Myocardial cell growth and blood pressure development in neonatal spontaneously hypertensive rats.

Autor: Clubb FJ Jr, Bell PD, Kriseman JD, Bishop SP
Jazyk: angličtina
Zdroj: Laboratory investigation; a journal of technical methods and pathology [Lab Invest] 1987 Feb; Vol. 56 (2), pp. 189-97.
Abstrakt: We evaluated the changing morphologic features of cardiac muscle cells (myocytes) and nuclei from neonatal spontaneously hypertensive rats (SHR) and their parent, normotensive strain Wistar Kyoto rats (WKY) and compared these with increasing heart weight and blood pressure development to determine if alterations in cell growth were present at this early stage of development. Femoral artery blood pressures were obtained from rats at 2 to 5-day intervals from birth to 21 days of age by using a micropipette servo-null pressure recording system. Tritiated thymidine autoradiography was used to study myocyte nuclear development, and isolated myocytes were prepared to evaluate cell-size changes by using a Coulter Counter system (Coulter Electronics, Hialeah, Florida).
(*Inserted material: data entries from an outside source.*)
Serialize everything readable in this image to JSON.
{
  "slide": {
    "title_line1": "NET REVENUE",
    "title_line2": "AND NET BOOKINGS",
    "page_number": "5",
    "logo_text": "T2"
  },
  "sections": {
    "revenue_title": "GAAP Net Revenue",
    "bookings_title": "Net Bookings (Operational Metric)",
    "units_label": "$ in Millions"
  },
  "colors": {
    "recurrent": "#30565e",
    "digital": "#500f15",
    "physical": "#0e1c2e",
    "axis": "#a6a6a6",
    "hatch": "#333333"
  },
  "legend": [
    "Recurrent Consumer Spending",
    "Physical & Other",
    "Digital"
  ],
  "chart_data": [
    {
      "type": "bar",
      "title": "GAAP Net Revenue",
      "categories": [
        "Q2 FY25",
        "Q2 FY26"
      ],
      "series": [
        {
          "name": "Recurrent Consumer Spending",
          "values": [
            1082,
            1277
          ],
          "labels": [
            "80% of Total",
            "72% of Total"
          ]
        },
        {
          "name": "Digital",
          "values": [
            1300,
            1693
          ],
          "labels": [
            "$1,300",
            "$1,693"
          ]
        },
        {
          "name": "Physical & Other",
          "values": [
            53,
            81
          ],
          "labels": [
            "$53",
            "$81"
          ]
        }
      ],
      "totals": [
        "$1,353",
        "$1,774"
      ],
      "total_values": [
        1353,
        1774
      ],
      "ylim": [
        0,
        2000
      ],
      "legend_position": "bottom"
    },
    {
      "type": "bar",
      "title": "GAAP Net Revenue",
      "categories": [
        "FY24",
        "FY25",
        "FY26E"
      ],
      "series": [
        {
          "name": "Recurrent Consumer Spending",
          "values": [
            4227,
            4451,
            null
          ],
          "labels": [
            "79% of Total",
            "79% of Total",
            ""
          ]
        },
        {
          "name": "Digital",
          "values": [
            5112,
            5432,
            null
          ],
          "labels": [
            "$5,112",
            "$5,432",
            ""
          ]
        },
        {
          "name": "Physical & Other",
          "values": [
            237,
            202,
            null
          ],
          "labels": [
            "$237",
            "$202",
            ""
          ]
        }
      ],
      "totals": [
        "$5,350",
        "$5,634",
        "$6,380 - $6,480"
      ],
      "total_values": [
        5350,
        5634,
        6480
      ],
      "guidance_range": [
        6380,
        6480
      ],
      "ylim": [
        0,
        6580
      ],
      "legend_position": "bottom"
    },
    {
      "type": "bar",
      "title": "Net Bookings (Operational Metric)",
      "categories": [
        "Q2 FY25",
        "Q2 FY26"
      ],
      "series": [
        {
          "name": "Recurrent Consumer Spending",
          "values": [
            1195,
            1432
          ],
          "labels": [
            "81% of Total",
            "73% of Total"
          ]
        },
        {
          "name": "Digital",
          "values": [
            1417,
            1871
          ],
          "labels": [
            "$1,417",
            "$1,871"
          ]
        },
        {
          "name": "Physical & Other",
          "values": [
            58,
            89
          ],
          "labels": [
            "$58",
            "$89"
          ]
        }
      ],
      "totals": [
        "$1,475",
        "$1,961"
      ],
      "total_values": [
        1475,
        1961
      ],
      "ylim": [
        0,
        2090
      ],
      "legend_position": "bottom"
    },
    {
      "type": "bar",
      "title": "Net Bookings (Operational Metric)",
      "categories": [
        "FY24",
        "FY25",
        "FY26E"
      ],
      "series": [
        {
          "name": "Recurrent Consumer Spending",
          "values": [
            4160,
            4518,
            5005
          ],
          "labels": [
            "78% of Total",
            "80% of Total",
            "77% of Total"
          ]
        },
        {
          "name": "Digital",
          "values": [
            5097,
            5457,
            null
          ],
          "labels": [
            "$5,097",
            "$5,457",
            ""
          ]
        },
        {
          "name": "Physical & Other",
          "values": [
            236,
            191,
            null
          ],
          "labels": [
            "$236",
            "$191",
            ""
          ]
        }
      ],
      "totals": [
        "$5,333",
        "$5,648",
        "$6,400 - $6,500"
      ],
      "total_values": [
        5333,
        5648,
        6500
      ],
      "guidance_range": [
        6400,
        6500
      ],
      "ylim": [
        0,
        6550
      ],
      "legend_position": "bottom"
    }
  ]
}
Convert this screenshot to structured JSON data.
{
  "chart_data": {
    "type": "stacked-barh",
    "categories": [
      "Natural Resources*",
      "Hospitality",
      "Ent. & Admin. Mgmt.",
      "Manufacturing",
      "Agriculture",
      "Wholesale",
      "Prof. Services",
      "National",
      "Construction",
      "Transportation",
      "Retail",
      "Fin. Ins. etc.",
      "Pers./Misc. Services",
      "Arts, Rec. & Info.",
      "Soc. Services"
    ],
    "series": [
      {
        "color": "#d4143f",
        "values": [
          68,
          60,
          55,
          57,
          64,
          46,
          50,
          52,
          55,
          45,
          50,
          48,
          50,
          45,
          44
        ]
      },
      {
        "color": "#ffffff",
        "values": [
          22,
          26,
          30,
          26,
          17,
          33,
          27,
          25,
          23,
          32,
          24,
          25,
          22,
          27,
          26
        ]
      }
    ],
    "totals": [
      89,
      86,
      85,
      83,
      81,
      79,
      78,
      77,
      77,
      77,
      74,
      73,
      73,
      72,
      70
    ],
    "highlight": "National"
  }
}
Heart weight and blood pressure were elevated in SHR when compared to WKY at birth. Myocytes were all mononucleated at birth in both strains and were of equal size, demonstrating that the larger heart mass in SHR was due to an increased number of cells. Heart weight relative to body weight remained greater in SHR when compared to WKY throughout the 28-day study period, but cell numbers became equal in the two strains by the 2nd week. A this time (6 to 9 days postpartum) blood pressure was also similar in both strains, but increased significantly again in SHR by 15 and 21 days of age. Cell maturation occurred earlier in SHR than in WKY as indicated by an earlier development of binucleate myocytes and there was an earlier initiation of hypertrophic myocyte growth in SHR. Increase in SHR cell size occurred at a time when blood pressures were not different, suggesting that greater cell size in SHR than in WKY was not due to differences in blood pressure. Therefore, when compared to the WKY, the SHR had three phases of altered cell growth: a first phase of accelerated hyperplastic growth during the fetal period, and a second phase (6 to 12 days of age) of earlier initiation of hypertrophic cell growth and increased myocyte size. The SHR myocyte changes in the second phase occurred while the SHR and the WKY blood pressures were not significantly different. Finally, in a third phase (at 15 days of age and over), SHR had a sustained increase in myocyte size as well as elevated blood pressure.